We are in the twilight of cultural seriousness. The same society that once lionised its artists now buries them with the discretion of a startup founder who failed to disrupt. Hockney’s life was a defiant assertion that painting mattered, that draughtsmanship was worthy of devotion. He was a contrarian to the end, insisting on the primacy of the physical, the sensual, the real. And what do we do? We sidle him out with a few polite tweets and a small notice in the Guardian. This is intellectual decadence: the quiet burial not just of a man, but of a world where art was a serious business.
Some will argue that Hockney himself wanted a low-key affair.

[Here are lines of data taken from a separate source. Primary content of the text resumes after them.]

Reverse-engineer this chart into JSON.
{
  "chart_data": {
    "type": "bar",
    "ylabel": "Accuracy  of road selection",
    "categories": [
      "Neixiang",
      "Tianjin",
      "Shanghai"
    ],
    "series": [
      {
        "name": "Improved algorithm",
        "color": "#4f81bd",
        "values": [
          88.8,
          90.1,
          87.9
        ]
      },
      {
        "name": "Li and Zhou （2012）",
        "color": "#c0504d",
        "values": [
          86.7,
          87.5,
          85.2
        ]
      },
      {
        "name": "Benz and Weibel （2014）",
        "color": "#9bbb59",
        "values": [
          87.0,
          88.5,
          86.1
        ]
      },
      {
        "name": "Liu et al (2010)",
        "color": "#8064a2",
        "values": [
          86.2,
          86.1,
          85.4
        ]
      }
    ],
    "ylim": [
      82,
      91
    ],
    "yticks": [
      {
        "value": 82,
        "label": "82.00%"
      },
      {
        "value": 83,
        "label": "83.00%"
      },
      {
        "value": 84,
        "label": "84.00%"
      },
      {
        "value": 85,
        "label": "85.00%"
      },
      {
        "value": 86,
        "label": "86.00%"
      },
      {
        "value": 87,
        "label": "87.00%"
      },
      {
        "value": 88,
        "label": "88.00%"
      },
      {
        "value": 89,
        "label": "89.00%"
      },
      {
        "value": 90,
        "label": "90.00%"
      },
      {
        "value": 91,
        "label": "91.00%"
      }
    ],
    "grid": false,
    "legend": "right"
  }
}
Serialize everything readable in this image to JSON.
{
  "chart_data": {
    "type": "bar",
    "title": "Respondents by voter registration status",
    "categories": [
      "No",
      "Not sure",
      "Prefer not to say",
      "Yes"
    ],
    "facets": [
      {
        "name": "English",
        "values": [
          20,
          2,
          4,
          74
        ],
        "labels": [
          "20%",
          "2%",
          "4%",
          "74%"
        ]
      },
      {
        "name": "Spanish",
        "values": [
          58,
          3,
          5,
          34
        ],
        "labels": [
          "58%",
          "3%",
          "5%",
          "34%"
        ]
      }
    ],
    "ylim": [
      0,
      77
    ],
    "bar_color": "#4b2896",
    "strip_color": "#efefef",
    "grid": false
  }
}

He was, after all, a private man despite his flamboyant public persona. But this misses the point. The nature of a funeral is not solely a reflection of the deceased’s wishes; it is a mirror of the society that conducts it. When we no longer have the stomach for grand gestures, for collective grief, for acknowledging the magnitude of a life, we have lost something essential. We have become a nation content with small ceremonies and smaller ambitions.
The funeral of David Hockney is a quiet tragedy, not because he was deprived of pomp, but because it reveals our own shrivelled sense of cultural worth. We have forgotten how to honour greatness without irony. We have forgotten that art, at its best, is a form of public worship. And so we bury our last great painter in a whisper, hoping no one will notice that the room has gone silent. I notice. And I am not amused.